RIYADH Islamic State threatened to destroy Saudi Arabian prisons holding jihadists after Riyadh's execution of 47 people including 43 convicted al Qaeda militants.
The militant group, which has claimed responsibility for attacks in the kingdom and stepped up operations in neighbouring Yemen, singled out the al-Ha'ir and Tarfiya prisons where many al Qaeda and Islamic State supporters have been detained.
"The Islamic State always seeks to free prisoners, but we calculate that the ending of the issues of prisoners will not happen except with the eradication of the rule of tyrants, and then destroying their prisons and razing them to the ground," it said in an article posted online on Tuesday.

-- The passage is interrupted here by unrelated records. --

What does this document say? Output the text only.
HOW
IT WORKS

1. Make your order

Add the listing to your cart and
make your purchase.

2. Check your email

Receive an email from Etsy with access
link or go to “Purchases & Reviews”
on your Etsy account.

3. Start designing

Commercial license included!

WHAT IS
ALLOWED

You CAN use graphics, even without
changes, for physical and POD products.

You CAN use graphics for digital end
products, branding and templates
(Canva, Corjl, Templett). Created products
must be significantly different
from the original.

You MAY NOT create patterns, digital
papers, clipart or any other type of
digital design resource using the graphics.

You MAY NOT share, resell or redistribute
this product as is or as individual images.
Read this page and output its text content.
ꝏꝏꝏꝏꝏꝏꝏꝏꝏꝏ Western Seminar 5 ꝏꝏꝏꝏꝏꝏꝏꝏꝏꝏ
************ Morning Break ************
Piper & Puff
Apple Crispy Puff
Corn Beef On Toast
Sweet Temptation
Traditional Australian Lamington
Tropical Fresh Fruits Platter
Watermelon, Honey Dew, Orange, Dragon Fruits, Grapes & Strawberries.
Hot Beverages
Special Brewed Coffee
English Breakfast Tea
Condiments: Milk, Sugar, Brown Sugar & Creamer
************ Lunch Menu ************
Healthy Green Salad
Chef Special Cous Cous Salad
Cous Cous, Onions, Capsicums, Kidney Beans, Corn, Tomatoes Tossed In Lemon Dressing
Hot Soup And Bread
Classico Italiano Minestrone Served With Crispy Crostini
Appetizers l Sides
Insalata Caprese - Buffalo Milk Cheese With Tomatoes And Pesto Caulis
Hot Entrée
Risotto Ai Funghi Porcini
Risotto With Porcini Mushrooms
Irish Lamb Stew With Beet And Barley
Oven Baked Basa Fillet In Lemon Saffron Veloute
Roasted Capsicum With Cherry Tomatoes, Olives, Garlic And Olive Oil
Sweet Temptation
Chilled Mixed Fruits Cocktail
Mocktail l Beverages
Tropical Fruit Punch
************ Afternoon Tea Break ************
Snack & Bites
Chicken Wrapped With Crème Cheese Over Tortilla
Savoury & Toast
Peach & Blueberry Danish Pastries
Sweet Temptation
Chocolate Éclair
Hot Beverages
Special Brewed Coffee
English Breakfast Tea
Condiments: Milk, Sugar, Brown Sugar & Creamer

An Islamic State supporter killed himself in a car bomb at a checkpoint outside Ha'ir prison near Riyadh in July.
While Islamic State and al Qaeda are rivals who have condemned each other on ideological grounds, they are both united in enmity towards Saudi Arabia, which has declared them terrorist groups and locked up thousands of their supporters.
Riyadh's mass execution on Saturday included four Shi'ite Muslims, among them prominent cleric Nimr al-Nimr, a move that heightened sectarian tensions with Shi'ite power Iran. But analysts say it was mostly meant as a message to militant Sunnis.
Islamic State has claimed responsibility for a series of bombings and shootings in Saudi Arabia since Nov. 2014 that have killed more than 50 people, most of them Shi'ites but also more than 15 members of the security forces.
Saudi security officials say the group's supporters inside Saudi Arabia mainly act independently, depending on Islamic State for only limited logistical help and advice, making them harder to detect, but also less capable of attacks on well protected targets.
Al Qaeda in the Arabian Peninsula (AQAP) threatened in December to "shed the blood of the soldiers of Al Saud" if its members were executed.
AQAP is the Yemen-based wing of the global militant movement and was formed by local jihadists and veterans of al Qaeda's earlier uprising in Saudi Arabia from 2003-06, for participation in which most of those executed on Saturday were convicted.